Io cucino perché… è l’occasione per rivivere o incontrare per la prima volta “quella” Milano, quella di cui ci si riempiva la testa e la bocca nella speranza che potesse offrire, in cambio del far qualcosa, denaro. Denaro vero, quello che faceva sembrare Milano, ad Aimo nato nella campagna toscana nel 1934, il paese del Bengodi. Era il 21 aprile 1946, il giorno in cui il ragazzino arriva in città mandato dallo zio per aiutarlo a vendere le caldarroste in inverno e i gelati d’estate davanti ai cinema. Dalla Guerra al Cinema… questo è il Novecento ricordato da Aimo: l’Annonaria che controlla che i lavoratori siano maggiorenni, una coppia distinta (Carlo d’Apporto e Wanda Osiris, come seppe solo dopo) che paga un ghisa per salvare dalla multa quel ragazzino di neanche quindici anni figlio sì di carabinieri ma bisognoso di soldi, le case di ringhiera oggi tanto di moda, la polenta a pranzo e cena perché il mais costa meno del frumento, “buona con la fame” come diceva il Lenzi, compagno di scuola di Aimo, non il “che” ma il “qualcosa” da mettere sotto i denti, con i tedeschi sull’Arno e gli americani alle spalle.
E poi arriva quel giorno, il 27 giugno del 1955: Aimo, appena maggiorenne, inizia a lavorare come cuoco con la madre Nunzia in quello che era un bar tabacchi in Via Copernico e, poco alla volta, alla gente piace dire “vado da Aimo”, perché quel ragazzo lì fa da mangiar bene e sa, d’istinto, che i clienti vanno seguiti, ascoltati, coccolati e capiti. E poi, ancora, l’anno dopo arriva Nadia, l’altra metà della storia: bella, figlia di carabinieri come lui, innamorata come lui. “Non pensavo che avrei fatto la cuoca, fu mia suocera a insegnarmi, lei che era una grande donna di cucina. Non è stato difficile, perché c’era tanta passione e la volontà di proseguire una strada insieme”. Parole che, ascoltate o lette oggi, dove ogni sciocchezza sembra insormontabile, fanno venire la pelle d’oca vero? Quando Aimo e Nadia approdano in Via Montecuccoli è il 1962 e non c’è nemmeno l’asfalto davanti al bar con le bocce per gli operai dei cantieri; ma stringono i denti, aprono il cuore e la mente, e cambiano la storia della cucina italiana insieme alle insegne: nel 1987 è il Ristorante da Aimo e Nadia e dal 1998 è, saldamente, il Luogo di Aimo e Nadia.

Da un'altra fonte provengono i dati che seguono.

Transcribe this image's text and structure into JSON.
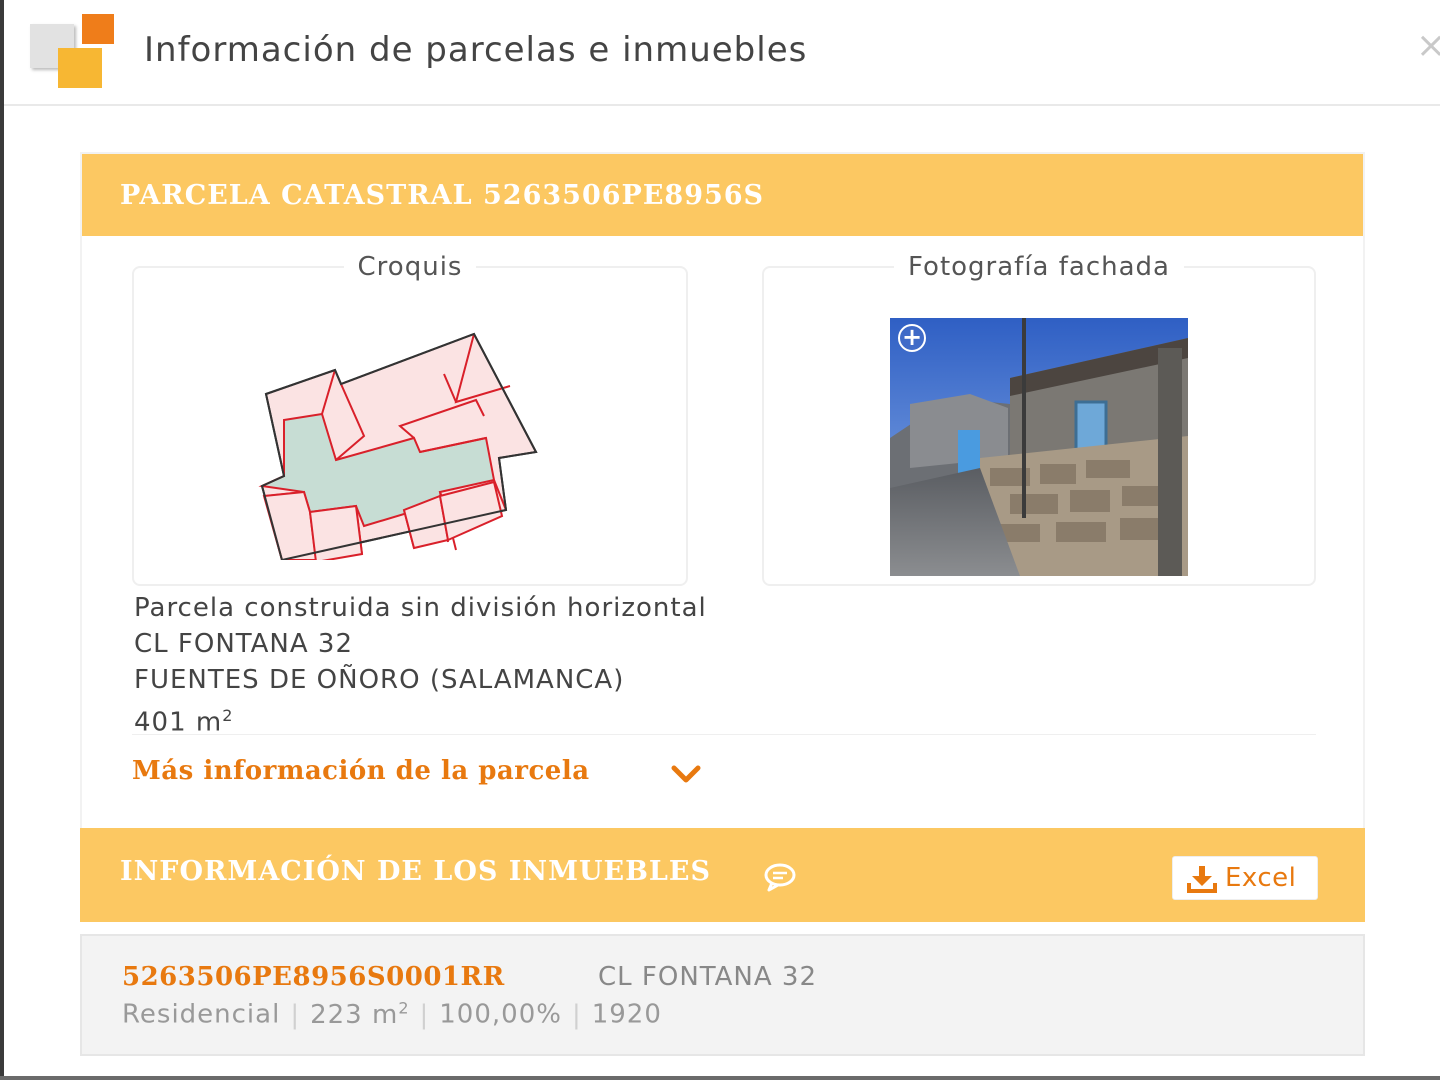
{
  "modal": {
    "title": "Información de parcelas e inmuebles",
    "close_label": "×"
  },
  "parcel": {
    "header_title": "PARCELA CATASTRAL 5263506PE8956S",
    "croquis_label": "Croquis",
    "photo_label": "Fotografía fachada",
    "zoom_label": "+",
    "type": "Parcela construida sin división horizontal",
    "address": "CL FONTANA 32",
    "municipality": "FUENTES DE OÑORO (SALAMANCA)",
    "area_value": "401 m",
    "area_unit_sup": "2",
    "more_info_label": "Más información de la parcela"
  },
  "units": {
    "header_title": "INFORMACIÓN DE LOS INMUEBLES",
    "excel_label": "Excel",
    "items": [
      {
        "reference": "5263506PE8956S0001RR",
        "address": "CL FONTANA 32",
        "use": "Residencial",
        "area_value": "223 m",
        "area_unit_sup": "2",
        "participation": "100,00%",
        "year": "1920"
      }
    ]
  },
  "colors": {
    "accent_orange": "#e8790f",
    "header_yellow": "#fcc862",
    "plot_pink": "#fbe3e3",
    "plot_green": "#c7ddd4",
    "plot_red_line": "#d9202a"
  },
  "icons": [
    "app-logo",
    "close-icon",
    "zoom-in-icon",
    "chevron-down-icon",
    "comment-icon",
    "download-icon"
  ]
}
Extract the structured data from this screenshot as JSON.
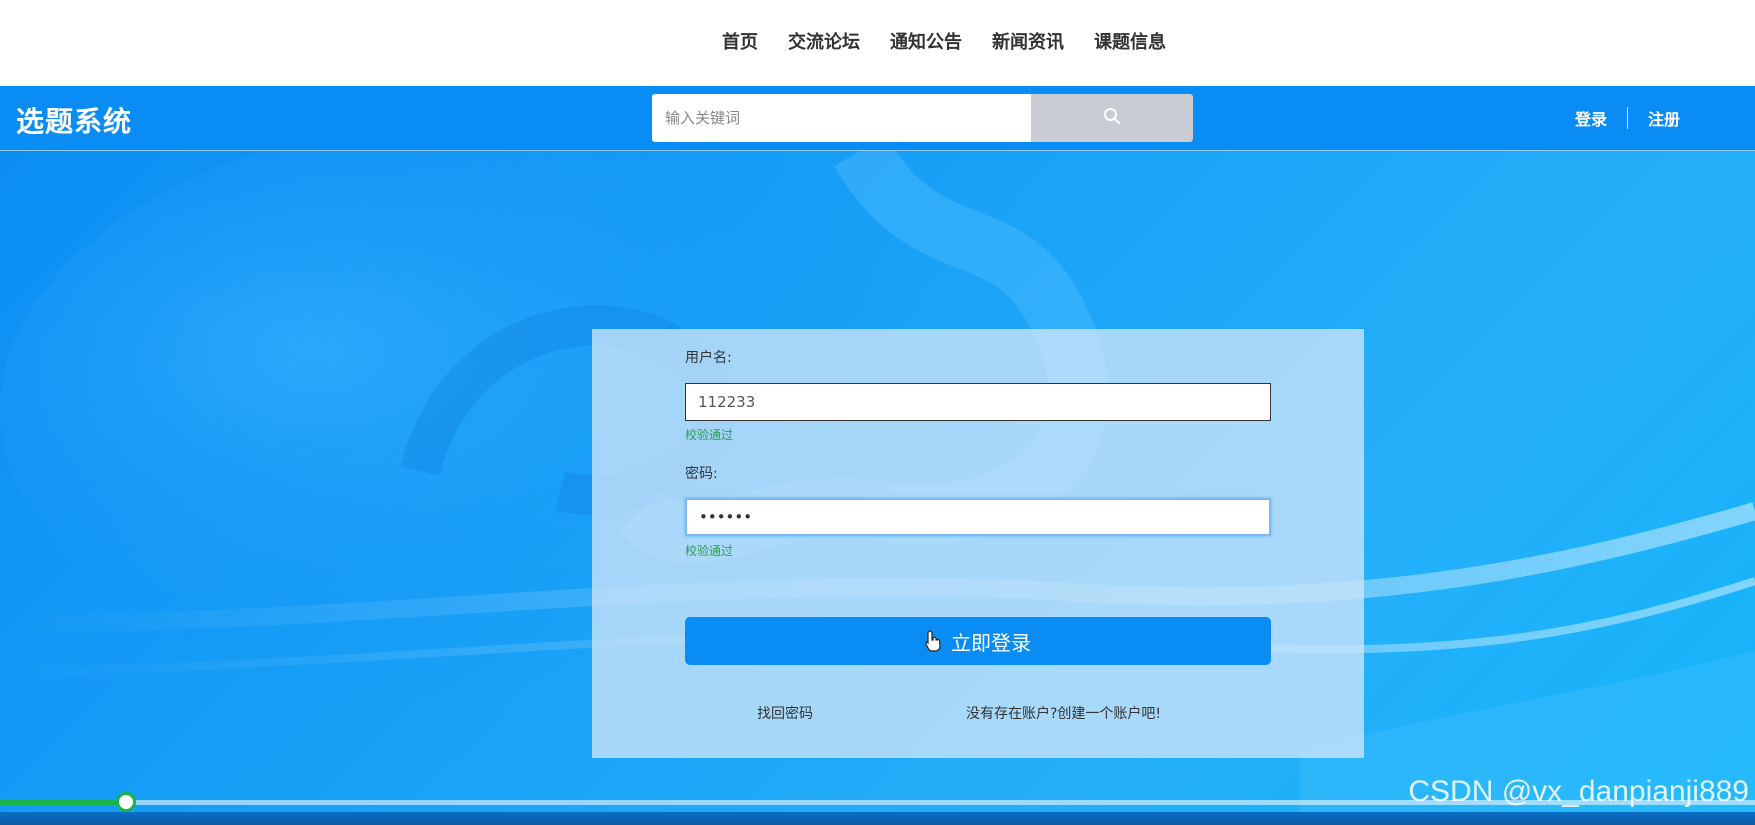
{
  "nav": {
    "items": [
      {
        "label": "首页"
      },
      {
        "label": "交流论坛"
      },
      {
        "label": "通知公告"
      },
      {
        "label": "新闻资讯"
      },
      {
        "label": "课题信息"
      }
    ]
  },
  "header": {
    "logo": "选题系统",
    "search_placeholder": "输入关键词",
    "search_icon": "search-icon",
    "login_label": "登录",
    "register_label": "注册"
  },
  "form": {
    "username_label": "用户名:",
    "username_value": "112233",
    "username_valid": "校验通过",
    "password_label": "密码:",
    "password_value": "••••••",
    "password_valid": "校验通过",
    "submit_label": "立即登录",
    "forgot_link": "找回密码",
    "register_link": "没有存在账户?创建一个账户吧!"
  },
  "video": {
    "progress": 0.072
  },
  "watermark": "CSDN @vx_danpianji889",
  "colors": {
    "primary": "#0a8cf5",
    "valid": "#2e9d4e",
    "progress": "#19b34a"
  }
}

“Un grande piatto nasce da una grande materia prima e dalla sua conoscenza profonda. Il cuoco non fa miracoli. Parlare di cucina di alto livello, per me significa riportare tutti, a partire da chi cucina, sulla terra. Perché la grande cucina non è quella ricca o quella povera, ma quella buona.” Le parole di Aimo ci fanno annuire, perché la Verità sta qui, accidenti, dentro una ricetta, dove sta la Cucina, che non è solo tradizione, ma è soprattutto relazione, con le persone e con gli ingredienti.
Oggi ce lo ricorda anche Stefania Moroni, che lavora con i genitori da venticinque anni, è la terza generazione in linea femminile e ha saputo aprire un dialogo con le forme artistiche contemporanee “portando avanti cose divertenti e serie allo stesso modo, spingendo avanti una cucina che parla italiano da Trieste a Lampedusa, con fantasia e amore, che fa bene alla storia e al cliente”. E ce lo ricordano Alessandro e Fabio, che sanno leggere con metodo, rigore, cura e cuore il centro di questa cucina, proiettando la storia nel futuro.
Questa è filogenesi, questa è cultura, questo è nutrimento, del corpo e della mente.
Storie di cibo, racconti di vita.
Skira editore.
Autori: Marco Amato, Nanni Balestrini, Silvia Ballestra, Rossana Campo, Chiara Daino, Eleonora Danco, Luca Doninelli, Andrea Kerbaker, Paolo Marchi, Antonio Scurati, Lello Voce.